Have you had “The Difficult Conversation” with your family? The one about what will happen when you leave this life? Every few years, our family has what we call a “Dress Rehearsal.” Together with parents and adult children, we meet with our independent financial advisors, and sometimes with our attorney. The announcement is made that Mom and Dad are in Africa and were just eaten by a lion. Now what?
The first item to address is the funeral wishes of Mom and Dad; their preference for a funeral director, location of grave sites, and type of casket. As for the service, it’s for the children and grandchildren and not for the grandparents, so they want their children’s wishes to prevail.
We review the location of important documents: wills, trusts, birth certificates, marriage certificate, passports, cemetery plot deed, vehicle titles, mortgages, and other essentials along with the combination to the parents’ safe and location of the safe deposit box and keys (assuring our children they have the right of entry). We review the roster of key people: attorney, accountant, financial advisors, and insurance agents. Log-in information and passwords for bill paying and account control are also reviewed.

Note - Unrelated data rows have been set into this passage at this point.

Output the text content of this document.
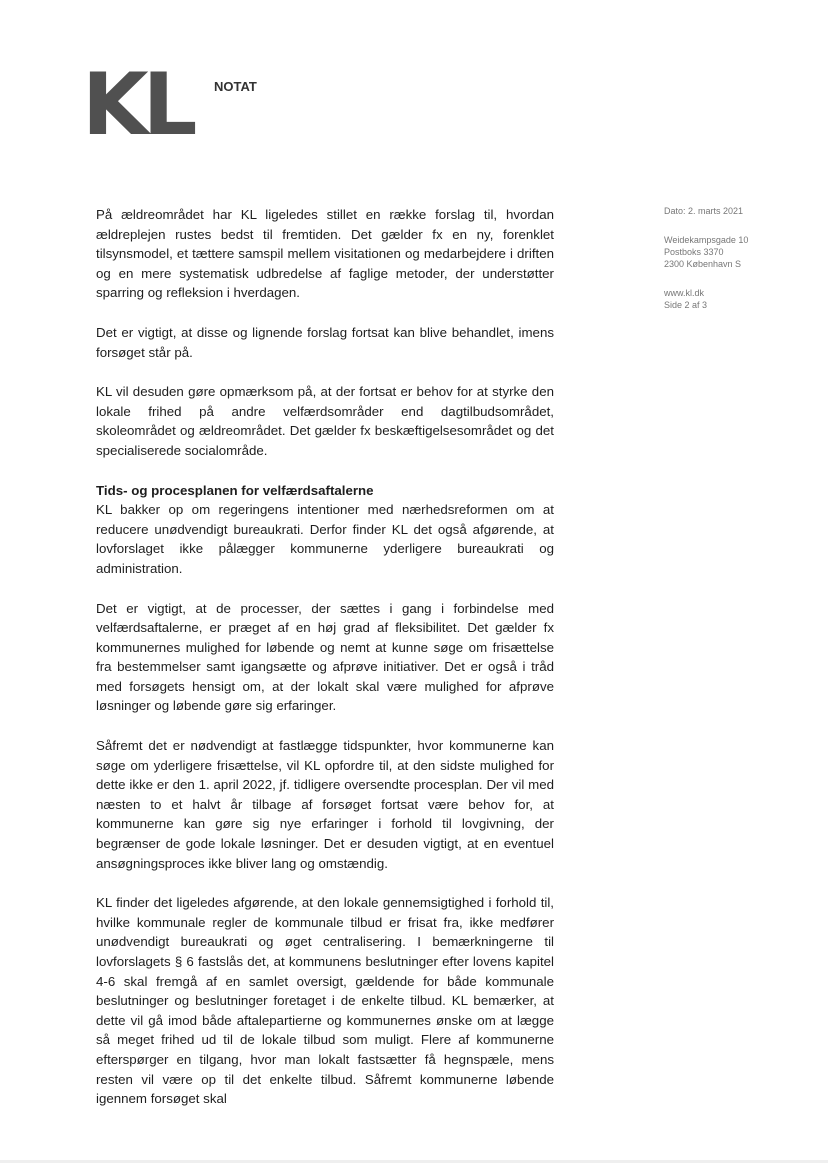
KL NOTAT
Dato: 2. marts 2021
Weidekampsgade 10
Postboks 3370
2300 København S
www.kl.dk
Side 2 af 3

På ældreområdet har KL ligeledes stillet en række forslag til, hvordan ældreplejen rustes bedst til fremtiden. Det gælder fx en ny, forenklet tilsynsmodel, et tættere samspil mellem visitationen og medarbejdere i driften og en mere systematisk udbredelse af faglige metoder, der understøtter sparring og refleksion i hverdagen.

Det er vigtigt, at disse og lignende forslag fortsat kan blive behandlet, imens forsøget står på.

KL vil desuden gøre opmærksom på, at der fortsat er behov for at styrke den lokale frihed på andre velfærdsområder end dagtilbudsområdet, skoleområdet og ældreområdet. Det gælder fx beskæftigelsesområdet og det specialiserede socialområde.

Tids- og procesplanen for velfærdsaftalerne

KL bakker op om regeringens intentioner med nærhedsreformen om at reducere unødvendigt bureaukrati. Derfor finder KL det også afgørende, at lovforslaget ikke pålægger kommunerne yderligere bureaukrati og administration.

Det er vigtigt, at de processer, der sættes i gang i forbindelse med velfærdsaftalerne, er præget af en høj grad af fleksibilitet. Det gælder fx kommunernes mulighed for løbende og nemt at kunne søge om frisættelse fra bestemmelser samt igangsætte og afprøve initiativer. Det er også i tråd med forsøgets hensigt om, at der lokalt skal være mulighed for afprøve løsninger og løbende gøre sig erfaringer.

Såfremt det er nødvendigt at fastlægge tidspunkter, hvor kommunerne kan søge om yderligere frisættelse, vil KL opfordre til, at den sidste mulighed for dette ikke er den 1. april 2022, jf. tidligere oversendte procesplan. Der vil med næsten to et halvt år tilbage af forsøget fortsat være behov for, at kommunerne kan gøre sig nye erfaringer i forhold til lovgivning, der begrænser de gode lokale løsninger. Det er desuden vigtigt, at en eventuel ansøgningsproces ikke bliver lang og omstændig.

KL finder det ligeledes afgørende, at den lokale gennemsigtighed i forhold til, hvilke kommunale regler de kommunale tilbud er frisat fra, ikke medfører unødvendigt bureaukrati og øget centralisering. I bemærkningerne til lovforslagets § 6 fastslås det, at kommunens beslutninger efter lovens kapitel 4-6 skal fremgå af en samlet oversigt, gældende for både kommunale beslutninger og beslutninger foretaget i de enkelte tilbud. KL bemærker, at dette vil gå imod både aftalepartierne og kommunernes ønske om at lægge så meget frihed ud til de lokale tilbud som muligt. Flere af kommunerne efterspørger en tilgang, hvor man lokalt fastsætter få hegnspæle, mens resten vil være op til det enkelte tilbud. Såfremt kommunerne løbende igennem forsøget skal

Then, we move on to the beneficiary designations for Mom and Dad’s retirement accounts. We need to be sure they match the wills and trusts, as those designations actually supersede other documents. We open Mom and Dad’s balance sheet and discuss the portfolio strategy and the flow of assets through the trusts and the options that the children will have.

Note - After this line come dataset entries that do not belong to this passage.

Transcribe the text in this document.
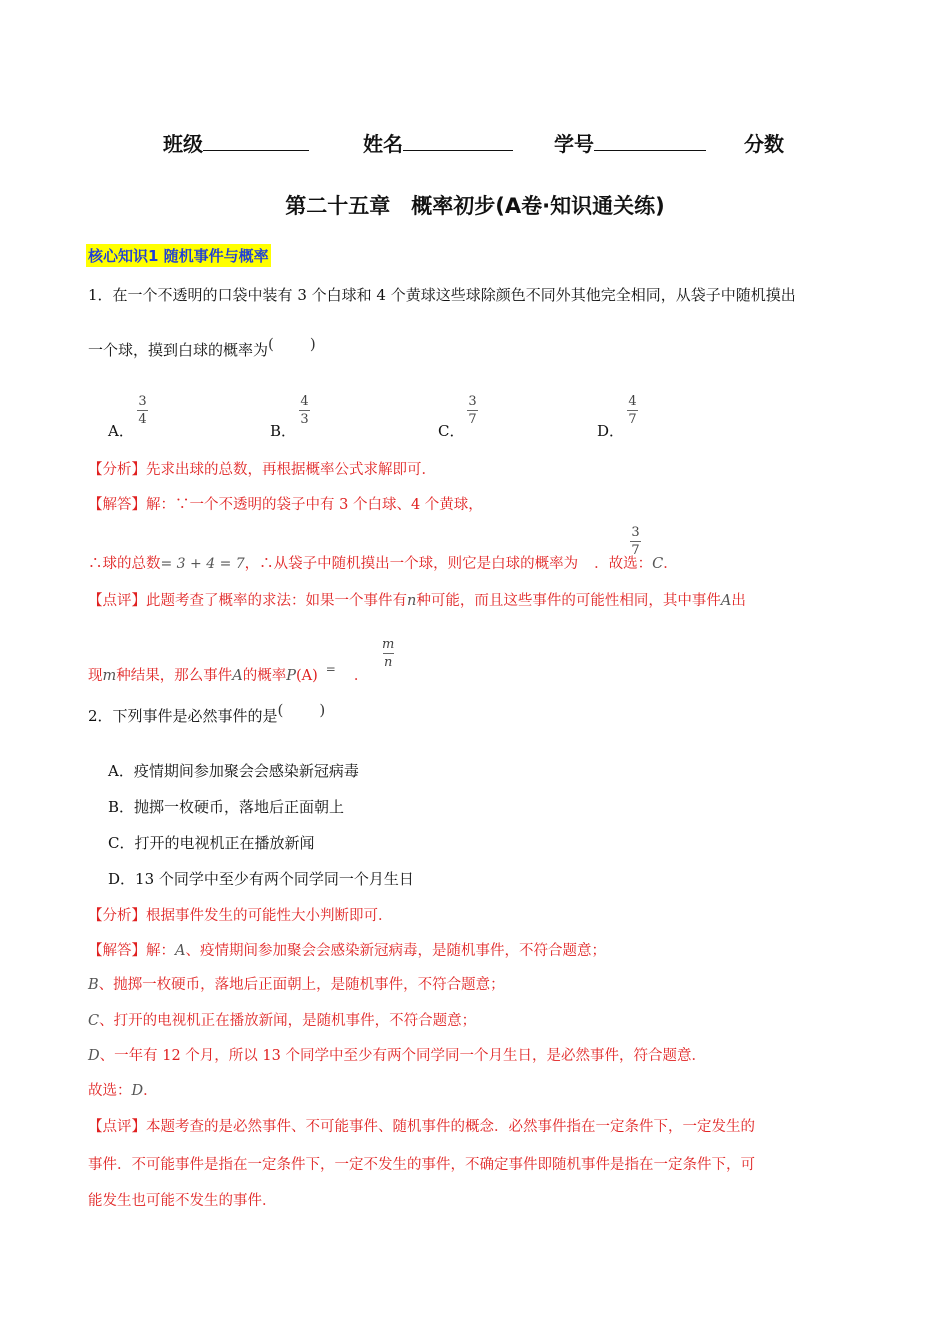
班级	姓名	学号	分数
第二十五章　概率初步(A卷·知识通关练)
核心知识1 随机事件与概率
1．在一个不透明的口袋中装有 3 个白球和 4 个黄球这些球除颜色不同外其他完全相同，从袋子中随机摸出
一个球，摸到白球的概率为( )
A．
3
4
B．
4
3
C．
3
7
D．
4
7
【分析】先求出球的总数，再根据概率公式求解即可．
【解答】解：∵一个不透明的袋子中有 3 个白球、4 个黄球，
∴球的总数= 3 + 4 = 7，∴从袋子中随机摸出一个球，则它是白球的概率为 ．故选：C．
3
7
【点评】此题考查了概率的求法：如果一个事件有n种可能，而且这些事件的可能性相同，其中事件A出
现m种结果，那么事件A的概率P(A) = ．
m
n
2．下列事件是必然事件的是( )
A．疫情期间参加聚会会感染新冠病毒
B．抛掷一枚硬币，落地后正面朝上
C．打开的电视机正在播放新闻
D．13 个同学中至少有两个同学同一个月生日
【分析】根据事件发生的可能性大小判断即可．
【解答】解：A、疫情期间参加聚会会感染新冠病毒，是随机事件，不符合题意；
B、抛掷一枚硬币，落地后正面朝上，是随机事件，不符合题意；
C、打开的电视机正在播放新闻，是随机事件，不符合题意；
D、一年有 12 个月，所以 13 个同学中至少有两个同学同一个月生日，是必然事件，符合题意．
故选：D．
【点评】本题考查的是必然事件、不可能事件、随机事件的概念．必然事件指在一定条件下，一定发生的
事件．不可能事件是指在一定条件下，一定不发生的事件，不确定事件即随机事件是指在一定条件下，可
能发生也可能不发生的事件．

Next comes discussion of material possessions: homes, cars, furnishings, artwork, jewelry, etc. When it comes to homes, we’ve seen too many disastrous cases in which children own their parents’ home together as a group, so the children are urged to sell them and split the cash. As for other material possessions, it’s suggested that the children flip a coin to see who goes first and then, alternately, make choices based on sentimental—rather than material—value.
But what if the lion only dines on one parent, and leaves the other “incapacitated?” Since the estate documents call for the surviving spouse (and trusts) to inherit everything, it’s time to talk about long-term care. Fortunately, quality long-term care insurance was purchased many years ago, so that will help with the financial part. Mom and Dad each feel that living in a life care community, with the assurance of support services they might need, would give their children more peace of mind than having to worry about them staying at home.
We review Health Care Proxies, the legal document that gives the children the power to make health care related decisions for their parents. We discuss the circumstances under which Mom and Dad do and do not want life sustaining measures implemented. Then come the Durable Powers of Attorney and Living Wills.
As a general rule: the time for planning is not on the way home from the funeral. Give your children peace of mind, and consider your own “Dress Rehearsal.”